Fringe? None of the authors warrants that denigrating descriptive. To the contrary, all were and are prominent in their fields. Bhattacharya teaches at Stanford Medical School, Kulldorff at Harvard, and Gupta at Oxford. Bhattacharya alone had published more than 100 peer-reviewed articles at the time of Collins’s dismissive comment.
Rather than engage the authors of the Declaration as colleagues and peers with different opinions—which would be in accord with the proper working of the scientific method—Collins’s email to Fauci instead urged that the authors be discredited, writing: “There needs to be a quick and devastating published take down of its premises.

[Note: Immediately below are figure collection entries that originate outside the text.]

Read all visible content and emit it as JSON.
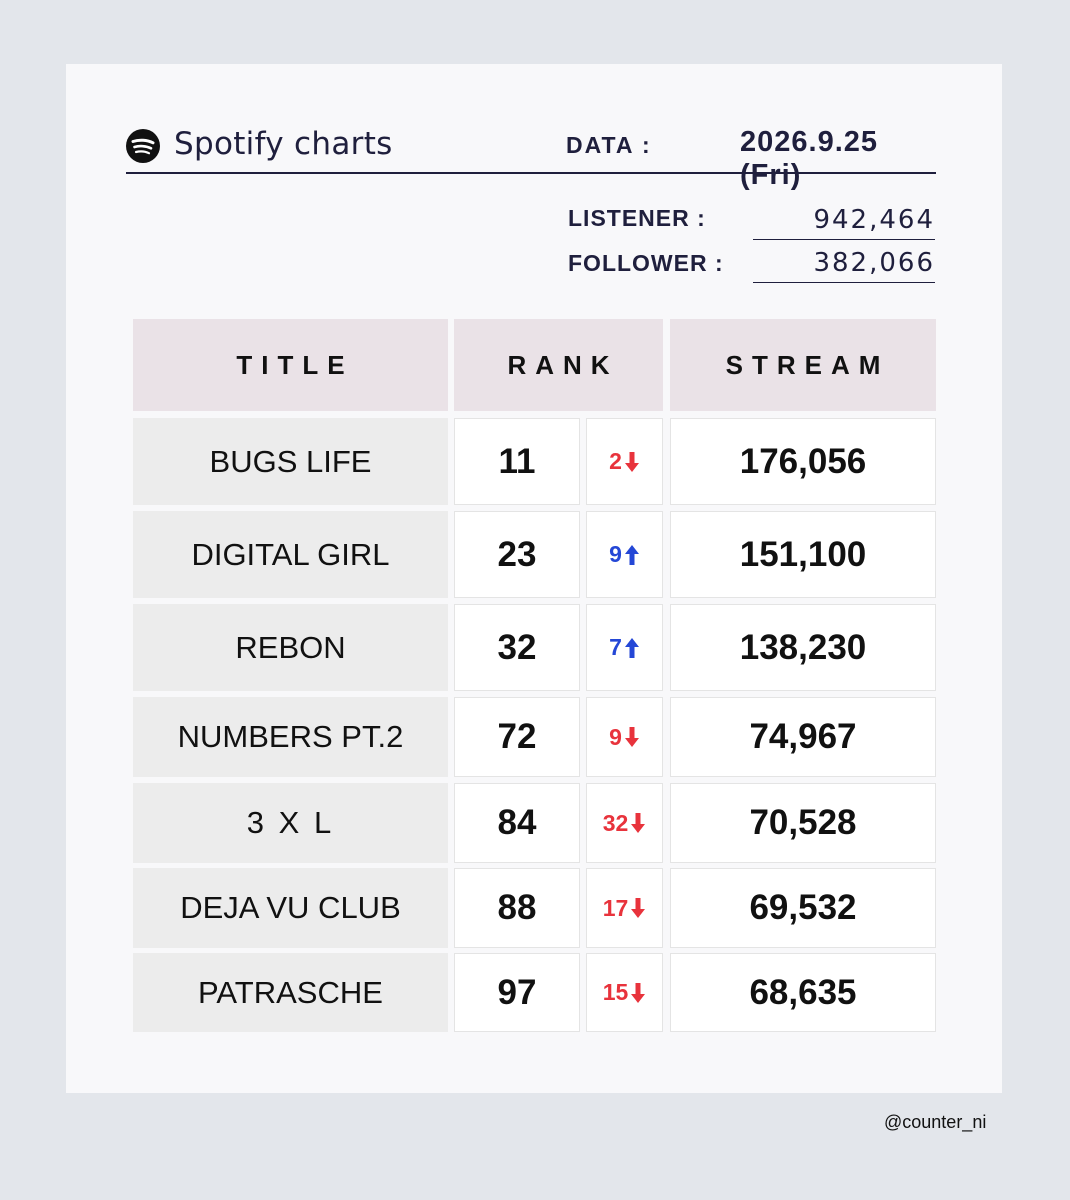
{
  "header": {
    "brand": "Spotify charts",
    "date_label": "DATA :",
    "date_value": "2026.9.25 (Fri)"
  },
  "stats": {
    "listener_label": "LISTENER :",
    "listener_value": "942,464",
    "follower_label": "FOLLOWER :",
    "follower_value": "382,066"
  },
  "table": {
    "headers": {
      "title": "TITLE",
      "rank": "RANK",
      "stream": "STREAM"
    },
    "rows": [
      {
        "title": "BUGS LIFE",
        "rank": "11",
        "change": "2",
        "direction": "down",
        "stream": "176,056"
      },
      {
        "title": "DIGITAL GIRL",
        "rank": "23",
        "change": "9",
        "direction": "up",
        "stream": "151,100"
      },
      {
        "title": "REBON",
        "rank": "32",
        "change": "7",
        "direction": "up",
        "stream": "138,230"
      },
      {
        "title": "NUMBERS PT.2",
        "rank": "72",
        "change": "9",
        "direction": "down",
        "stream": "74,967"
      },
      {
        "title": "3 X L",
        "rank": "84",
        "change": "32",
        "direction": "down",
        "stream": "70,528"
      },
      {
        "title": "DEJA VU CLUB",
        "rank": "88",
        "change": "17",
        "direction": "down",
        "stream": "69,532"
      },
      {
        "title": "PATRASCHE",
        "rank": "97",
        "change": "15",
        "direction": "down",
        "stream": "68,635"
      }
    ]
  },
  "colors": {
    "up": "#2447d6",
    "down": "#e8333c",
    "header_bg": "#eae2e7",
    "title_bg": "#ececec"
  },
  "footer": {
    "handle": "@counter_ni"
  }
}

I don’t see anything like that on line yet—is it underway?”
It soon was. Articles appeared quickly in publications such as Wired, in which science editor Matt Reynolds called the controversy over the proper response to COVID “a manufactured scientific debate.”
At about the same time, a column in The Washington Post described the three authors as “mavericks” and quotes Collins as saying: “This is a fringe component of epidemiology. This is not mainstream science. It’s dangerous. It fits into the political views of certain parts of our confused political establishment.”
For his part, Fauci told ABC News that the Great Barrington Declaration’s proposals were “total nonsense.”
Of course, we now know that Bhattacharya, Kulldorff, and Gupta had the better argument. The harm done unnecessarily to children—their lost time in school, the reduced quality they received from virtual classes, not to mention, missed socialization—is a blow from which many will never recover.
Fauci and Collins owe the country an apology for their failures of scientific and public policy leadership. By stifling investigations of the lab leak hypothesis—efforts that extended well beyond their direct participation in the publication of the lab leak study discussed above—and seeking to discredit the Great Barrington Declaration and its authors, two of the nation’s top public health officials obstructed the proper deliberative process essential to fashioning proper policy responses to the emergency—and in so doing, badly tarnished the reputations of our most important public health institutions.